Ecrivain-cinéaste ou cinéaste-écrivain ? Qu’importe quand il s’agit de Christophe Honoré, un artiste qui aime varier les expériences et mêler les genres artistiques. Douze ans après son dernier roman, il publie Ton père (7 septembre 2017, Mercure de France) en cette rentrée. Dans ce livre, Christophe Honoré mêle la fiction à l’autobiographique, sans faire tout à fait de l’autofiction. Le narrateur de ce roman, cinéaste homosexuel, y raconte comment il retrouve un matin sa fille avec un bout de papier qu’elle a retrouvé punaisé sur leur porte. Sur ce bout de papier, une blague de mauvais goût, et là tout dérape. Une suite d’évènement advient sans que ce narrateur ne sache quoi y comprendre vraiment. Il mène alors une enquête pour tenter de tout démêler.
À cela s’ajoute le récit touchant de sa vie avec sa fille ainsi que des réflexions sur l’état de sa création et sur ce qu’est être homosexuel aujourd’hui, après la Manif pour tous. Mêlant le vrai et le faux, Christophe Honoré raconte aussi la préparation de son nouveau film et fait la place aux figures, à la fois absentes et omniprésentes d’artiste mort du SIDA. Il vient de passer son été à tourner ce nouveau film, nommé Plaire… . Christophe Honoré y revient sur sa jeunesse étudiante à Rennes et évoque son rapport à l’homosexualité et au SIDA. Alors qu’il est en train de train de monter ce nouveau film qui sortira en 2018, nous l’avons rencontré pour parler de littérature, de cinéma, de sexualité et de notre époque.
Vous n’aviez pas publier de roman depuis 12 ans. Qu’est ce qui a motivé l’écriture de ce nouveau livre ?
Je n’ai jamais vraiment décidé d’arrêter d’écrire de roman. Lorsque j’ai publié mon dernier livre Le livre pour enfants (éditions de l’Olivier, 2005), je venais de sortir Ma Mère juste avant de réaliser Dans Paris. J’ai enchainé les films depuis, avec presque un par an, ce qui ne me lassait pas beaucoup de temps pour écrire. D’ailleurs, quand j’ai commencé à faire du cinéma, j’avais déjà publié quatre romans et on regardait alors mes premiers films avec l’idée que j’étais un romancier qui faisait du cinéma. Mais comme je le raconte dans Ton père, j’ai continué à passer énormément de temps à essayer d’écrire sans jamais parvenir à aboutir à un livre. Quand la suite des évènements que je relate dans le livre ont commencé à me tomber dessus – ce mot qu’on a punaisé sur ma porte ainsi que les évènements qui ont suivi -, j’ai pris conscience, assez vite, qu’il était important que je prenne la parole sur ce sujet. L’écriture de ce roman m’a toutefois pris quelques années, certainement parce que je m’avançais sur sujet très personnel. C’était compliqué de décider de ce que j’étais prêt à dire et ce que je ne voulais pas dire.

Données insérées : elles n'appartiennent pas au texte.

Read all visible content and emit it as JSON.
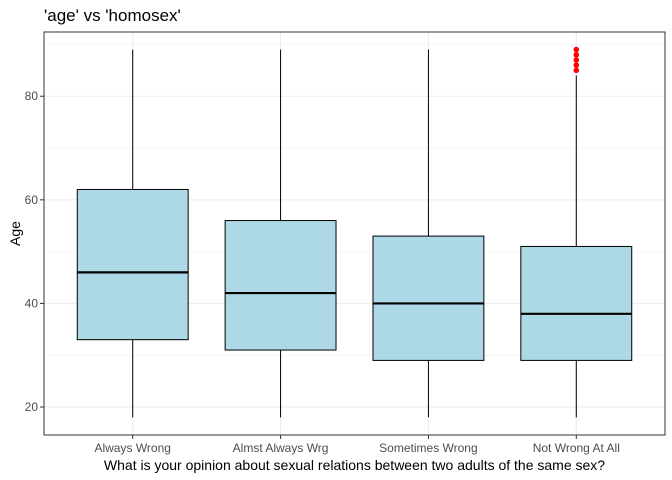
{
  "chart_data": {
    "type": "boxplot",
    "title": "'age' vs 'homosex'",
    "xlabel": "What is your opinion about sexual relations between two adults of the same sex?",
    "ylabel": "Age",
    "ylim": [
      14.6,
      92.4
    ],
    "yticks": [
      20,
      40,
      60,
      80
    ],
    "grid": true,
    "categories": [
      "Always Wrong",
      "Almst Always Wrg",
      "Sometimes Wrong",
      "Not Wrong At All"
    ],
    "boxes": [
      {
        "min": 18,
        "q1": 33,
        "median": 46,
        "q3": 62,
        "max": 89,
        "outliers": []
      },
      {
        "min": 18,
        "q1": 31,
        "median": 42,
        "q3": 56,
        "max": 89,
        "outliers": []
      },
      {
        "min": 18,
        "q1": 29,
        "median": 40,
        "q3": 53,
        "max": 89,
        "outliers": []
      },
      {
        "min": 18,
        "q1": 29,
        "median": 38,
        "q3": 51,
        "max": 84,
        "outliers": [
          85,
          86,
          87,
          88,
          89
        ]
      }
    ],
    "box_fill": "#add8e6",
    "outlier_color": "#ff0000"
  }
}
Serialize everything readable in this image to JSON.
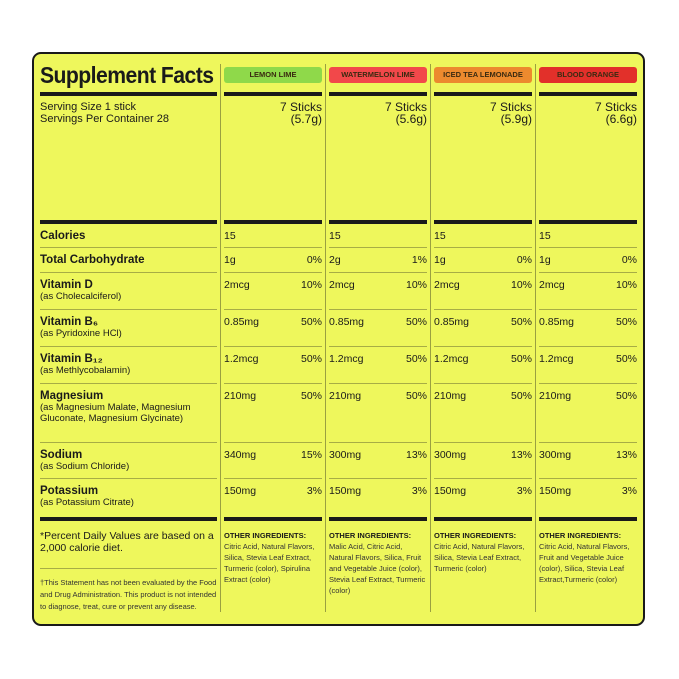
{
  "title": "Supplement Facts",
  "serving_size": "Serving Size 1 stick",
  "servings_per_container": "Servings Per Container 28",
  "flavors": [
    {
      "name": "LEMON LIME",
      "color": "#8fd94a",
      "sticks": "7 Sticks",
      "weight": "(5.7g)"
    },
    {
      "name": "WATERMELON LIME",
      "color": "#f2484a",
      "sticks": "7 Sticks",
      "weight": "(5.6g)"
    },
    {
      "name": "ICED TEA LEMONADE",
      "color": "#ec8a2e",
      "sticks": "7 Sticks",
      "weight": "(5.9g)"
    },
    {
      "name": "BLOOD ORANGE",
      "color": "#e2302a",
      "sticks": "7 Sticks",
      "weight": "(6.6g)"
    }
  ],
  "nutrients": [
    {
      "name": "Calories",
      "sub": "",
      "values": [
        [
          "15",
          ""
        ],
        [
          "15",
          ""
        ],
        [
          "15",
          ""
        ],
        [
          "15",
          ""
        ]
      ]
    },
    {
      "name": "Total Carbohydrate",
      "sub": "",
      "values": [
        [
          "1g",
          "0%"
        ],
        [
          "2g",
          "1%"
        ],
        [
          "1g",
          "0%"
        ],
        [
          "1g",
          "0%"
        ]
      ]
    },
    {
      "name": "Vitamin D",
      "sub": "(as Cholecalciferol)",
      "values": [
        [
          "2mcg",
          "10%"
        ],
        [
          "2mcg",
          "10%"
        ],
        [
          "2mcg",
          "10%"
        ],
        [
          "2mcg",
          "10%"
        ]
      ]
    },
    {
      "name": "Vitamin B₆",
      "sub": "(as Pyridoxine HCl)",
      "values": [
        [
          "0.85mg",
          "50%"
        ],
        [
          "0.85mg",
          "50%"
        ],
        [
          "0.85mg",
          "50%"
        ],
        [
          "0.85mg",
          "50%"
        ]
      ]
    },
    {
      "name": "Vitamin B₁₂",
      "sub": "(as Methlycobalamin)",
      "values": [
        [
          "1.2mcg",
          "50%"
        ],
        [
          "1.2mcg",
          "50%"
        ],
        [
          "1.2mcg",
          "50%"
        ],
        [
          "1.2mcg",
          "50%"
        ]
      ]
    },
    {
      "name": "Magnesium",
      "sub": "(as Magnesium Malate, Magnesium Gluconate, Magnesium Glycinate)",
      "values": [
        [
          "210mg",
          "50%"
        ],
        [
          "210mg",
          "50%"
        ],
        [
          "210mg",
          "50%"
        ],
        [
          "210mg",
          "50%"
        ]
      ]
    },
    {
      "name": "Sodium",
      "sub": "(as Sodium Chloride)",
      "values": [
        [
          "340mg",
          "15%"
        ],
        [
          "300mg",
          "13%"
        ],
        [
          "300mg",
          "13%"
        ],
        [
          "300mg",
          "13%"
        ]
      ]
    },
    {
      "name": "Potassium",
      "sub": "(as Potassium Citrate)",
      "values": [
        [
          "150mg",
          "3%"
        ],
        [
          "150mg",
          "3%"
        ],
        [
          "150mg",
          "3%"
        ],
        [
          "150mg",
          "3%"
        ]
      ]
    }
  ],
  "daily_value_note": "*Percent Daily Values are based on a 2,000 calorie diet.",
  "disclaimer": "†This Statement has not been evaluated by the Food and Drug Administration. This product is not intended to diagnose, treat, cure or prevent any disease.",
  "other_ingredients_label": "OTHER INGREDIENTS:",
  "other_ingredients": [
    "Citric Acid, Natural Flavors, Silica, Stevia Leaf Extract, Turmeric (color), Spirulina Extract (color)",
    "Malic Acid, Citric Acid, Natural Flavors, Silica, Fruit and Vegetable Juice (color), Stevia Leaf Extract, Turmeric (color)",
    "Citric Acid, Natural Flavors, Silica, Stevia Leaf Extract, Turmeric (color)",
    "Citric Acid, Natural Flavors, Fruit and Vegetable Juice (color), Silica, Stevia Leaf Extract,Turmeric (color)"
  ]
}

Comment avez-vous trouvé cet équilibre justement ?
J’ai d’abord écrit beaucoup de chapitres, dont je me suis ensuite délesté. Mes mauvaises habitudes de cinéastes m’ont rattrapées et j’ai alors envisagé ce que j’avais écrit comme un ensemble de rushs qu’il fallait assembler. J’ai donc conçu l’écriture du livre comme un montage où je me suis passé de certains épisodes, et ai décidé d’adopter la forme de l’enquête, qui me semblait être celle qui correspond le plus à la manière de cauchemar que j’avais vécu. L’intervention de la fiction m’a permis aussi de ne pas transformer ce livre en un règlement de compte, ce que je ne souhaite pas. Je ne voulais pas embarrasser mes proches.
Pourquoi avoir transcrit ces évènements en un livre plutôt qu’en un film ? Qu’est-ce que la littérature permet que le cinéma ne permet pas ?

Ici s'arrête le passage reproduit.